The place was bare, save for rugs upon the floor and the cushions of every colour of the rainbow, embroidered in gold, patterned in jewels, and quite unfit for an invalid’s repose.

It was refreshingly cool in spite of being nearer the scorching sun than any other part of the erstwhile monastery. A great slab of rock, many feet in thickness, jutting from the mountainside, made a natural ceiling; huge brass bowls full of water stood on the rock floor; the desert winds of dawn and sunset blew in at the cross-shaped apertures which took the place of windows in the east and west walls, built of pieces of stone of all shapes and sizes, fitted together in mosaic fashion and two feet thick; the door faced the cleft in the mountain ring, and through it could be seen the limitless desert, a view of infinite peace.

An austere place, imbued with quiet strength, an eyrie of peace, conjuring up pictures of abstinence and sacrifice, it stood as it had been built all those centuries ago by the Holy Fathers for their prior, connected with the plateau by a dizzy flight of steps leading straight down to the water which Sir Richard had hoped to discover for the good of mankind and his own satisfaction.

Namlah, the native woman, shivered as she sat outside on the edge of the platform upon which the place had been built, but as much from the effect her surroundings were having upon her as from the chill breeze of dawn. She got to her feet, her many anklets jangling as she moved, and walked to the edge of the rock ledge and looked down at the water and shivered again and sighed.

Zarah the Cruel had made the biggest mistake of her life when, in a fit of towering rage, she had set Namlah to tend and guard Helen Raynor. She had thought to set a jailer at the girl’s door; she had placed a friend. She had thought to take the body-woman’s thoughts away from her dead son by piling still more work upon the bent shoulders; instead she gave her hours in which to sit, to dream, to plan out some way in which to revenge herself for the loss of her child.

Her son had not returned from the disastrous battle. He lay somewhere out there in the desert. Her son was dead. And when, mad with grief, she had flung herself at her mistress’s feet and begged to be allowed to go and find him and bury him, she had been struck across the mouth and ordered up to the dwelling where the prisoner lay, and threatened with still more dire punishment if she told the white girl aught about the secrets of the place.

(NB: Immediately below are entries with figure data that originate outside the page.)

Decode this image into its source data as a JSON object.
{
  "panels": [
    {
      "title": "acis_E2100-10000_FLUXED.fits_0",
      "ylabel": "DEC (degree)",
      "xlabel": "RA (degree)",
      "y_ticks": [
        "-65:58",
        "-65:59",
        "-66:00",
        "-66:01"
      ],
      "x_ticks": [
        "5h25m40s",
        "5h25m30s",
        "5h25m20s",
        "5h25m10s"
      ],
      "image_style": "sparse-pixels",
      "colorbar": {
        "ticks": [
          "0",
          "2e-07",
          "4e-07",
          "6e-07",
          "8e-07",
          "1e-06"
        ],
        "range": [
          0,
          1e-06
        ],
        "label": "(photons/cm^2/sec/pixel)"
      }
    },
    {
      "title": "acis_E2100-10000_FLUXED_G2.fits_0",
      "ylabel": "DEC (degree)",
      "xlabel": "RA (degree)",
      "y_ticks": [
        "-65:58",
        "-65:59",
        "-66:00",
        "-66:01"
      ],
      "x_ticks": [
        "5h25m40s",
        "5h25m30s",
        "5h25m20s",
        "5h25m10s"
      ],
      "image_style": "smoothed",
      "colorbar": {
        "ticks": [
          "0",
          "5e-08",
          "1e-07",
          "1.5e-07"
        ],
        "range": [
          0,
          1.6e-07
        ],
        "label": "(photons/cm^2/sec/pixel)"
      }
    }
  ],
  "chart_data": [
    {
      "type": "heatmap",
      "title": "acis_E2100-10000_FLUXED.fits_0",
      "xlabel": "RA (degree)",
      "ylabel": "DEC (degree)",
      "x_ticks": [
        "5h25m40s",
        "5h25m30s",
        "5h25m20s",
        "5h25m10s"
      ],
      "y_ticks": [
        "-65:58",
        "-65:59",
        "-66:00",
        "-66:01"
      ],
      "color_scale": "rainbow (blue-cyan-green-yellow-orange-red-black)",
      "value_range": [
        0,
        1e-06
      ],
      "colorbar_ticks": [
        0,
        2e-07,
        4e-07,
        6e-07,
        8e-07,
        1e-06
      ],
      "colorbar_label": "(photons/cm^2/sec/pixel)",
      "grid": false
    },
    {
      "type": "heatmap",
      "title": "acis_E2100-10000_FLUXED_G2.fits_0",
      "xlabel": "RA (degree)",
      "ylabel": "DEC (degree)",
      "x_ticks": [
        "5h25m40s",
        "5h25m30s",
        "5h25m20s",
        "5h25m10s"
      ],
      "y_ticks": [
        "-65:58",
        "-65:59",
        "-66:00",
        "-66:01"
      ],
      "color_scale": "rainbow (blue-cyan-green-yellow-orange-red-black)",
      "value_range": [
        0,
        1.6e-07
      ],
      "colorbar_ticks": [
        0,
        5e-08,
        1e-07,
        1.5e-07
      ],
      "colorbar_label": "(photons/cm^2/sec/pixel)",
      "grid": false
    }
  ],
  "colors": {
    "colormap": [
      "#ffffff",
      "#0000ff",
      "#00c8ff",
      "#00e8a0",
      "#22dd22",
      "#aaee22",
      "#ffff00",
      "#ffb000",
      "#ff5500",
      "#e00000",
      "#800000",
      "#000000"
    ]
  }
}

And what could worse punishment mean but the death of the one son left her? The dumb boy she loved even more than she had loved the one who had not returned from battle; the boy who had been nicknamed “Yussuf’s Eyes,” and who spoke by tapping with his slender fingers upon the blind man’s arm, and almost as readily and clearly as if he used his silent tongue.

Grief and a great fear filled her heart.

What if Zarah the Merciless took this son? She touched an amulet of good luck which hung about her neck and turned to draw an extra covering over the prisoner left in her care.

“Beautiful! Beautiful!” she whispered, gently stroking the golden hair she delighted to brush for the hour together, and which covered the girl, like a veil, to her knees. “What will be thy fate in the hands of the one who knows no mercy?” She spat as she spoke and sat down at the foot of the divan. “Thou a slave who art a queen in beauty? Thou to obey where thou hast ruled, to go when ordered, to come when bidden? Nay! Allah protect thee and bring thee safely through that which awaits thee. I love thee, white woman, for thy gentleness in thy distress. Not one harsh word in the days when the fever ran high; not one black look in these days when thy weakness is as that of the new-born lamb. Behold, is this the time to replace about thy neck the amulet which fell from thy strange clothing when I did take them from off thee, thou white flower?” She searched in her voluminous robes and drew out a small golden locket on a broken chain, and sat turning it over and over in her hand, fighting a great temptation. She fingered the brass bracelets and the silver ring she wore and rubbed the gold chain against her pock-marked cheek.